Betsy Cowherd explains a lesson to a student during class.

With the students on different learning levels, Cowherd says she does a lot of group work in her class, so her kids are able to work at their own level.

“It works because then I don’t have kids where it is over their head and I don’t have kids that are bored out of their mind,” she said.

Cowherd said she is “lucky” to have parents and grandparents who come into the class every day to assist her students, as it allows one-on-one time for the kids who really struggle.

“Not all of them are struggling, but a good portion. It’s really my parents and grandparents that allow all of the catch-up to happen,” she said.

Cowherd participates in Coal City Elementary School’s Assistance Program, which is an hour of tutoring after school.

“I love it. It allows me the time to work with students who are struggling a bit more. I also have students from all of the fourth grade, so it allows me to build a relationship with kids that maybe I wouldn’t,” she said.

Superintendent Chris Spencer said Cowherd builds lasting relationships with her students.

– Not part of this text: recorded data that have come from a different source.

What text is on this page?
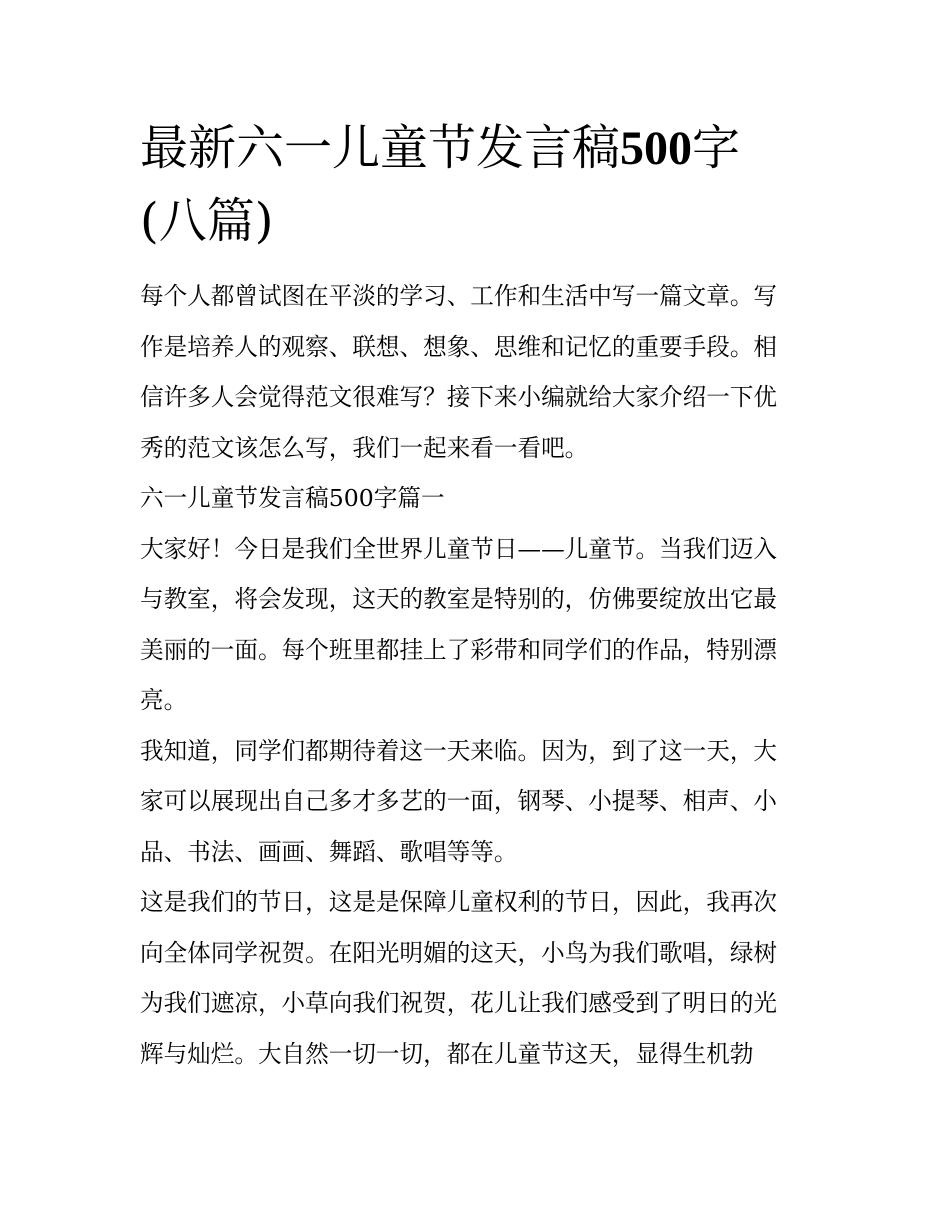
最新六一儿童节发言稿500字
(八篇)

每个人都曾试图在平淡的学习、工作和生活中写一篇文章。写
作是培养人的观察、联想、想象、思维和记忆的重要手段。相
信许多人会觉得范文很难写？接下来小编就给大家介绍一下优
秀的范文该怎么写，我们一起来看一看吧。

六一儿童节发言稿500字篇一

大家好！今日是我们全世界儿童节日——儿童节。当我们迈入
与教室，将会发现，这天的教室是特别的，仿佛要绽放出它最
美丽的一面。每个班里都挂上了彩带和同学们的作品，特别漂
亮。

我知道，同学们都期待着这一天来临。因为，到了这一天，大
家可以展现出自己多才多艺的一面，钢琴、小提琴、相声、小
品、书法、画画、舞蹈、歌唱等等。

这是我们的节日，这是是保障儿童权利的节日，因此，我再次
向全体同学祝贺。在阳光明媚的这天，小鸟为我们歌唱，绿树
为我们遮凉，小草向我们祝贺，花儿让我们感受到了明日的光
辉与灿烂。大自然一切一切，都在儿童节这天，显得生机勃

“These relationships allow her to set high expectations for all her students and then she works with the students to meet those expectations,” he said

With all of the extra assistance, Cowherd said this year is “probably one of her favorites” because her students came to her so much lower than where they normally are.

“They have grown tremendously and I love to see the growth. I’m jealous. I’m not a first-grade teacher and I get to teach them to read. But, this year I got to see more growth,” she said.

Her students’ growth could be attributed to the 15 to 20 books they have read throughout the year. For Cowherd, fourth grade is the beginning of higher-level thinking and it all begins with reading.

The first few novels, Cowherd students read focus on children that are all different from others to show them the importance of embracing each other’s differences.

The series “Because of Mr. Terupt” by Rob Buyea, tells the story of a fifth-grade teacher and the students in his room. It details the struggles the students go through and how they change because of their teacher.

“I’ve actually borrowed activities he does in the book. The kids can connect because he has six main characters and they are all very different. Every student is able to connect with a character and they all make a change, which of course is coming together,” she said.

Like the novel, Cowherd wants her students to see her as a person and not only a teacher, so she shows her vulnerability and talks about the hard things with her students.

“They know what happens here stays here. But, they see me go through reactions. This year, we’ve had two students lose a parent. We talked when they were gone, you know how to treat them when they come back. So, we are pretty open as long as I check with the parents and they are good with it,” she said.

Cowherd said she has never regretted her decision to go into education and still loves it as much as she did when she first started.

“This is what I do, I would come to work for free.”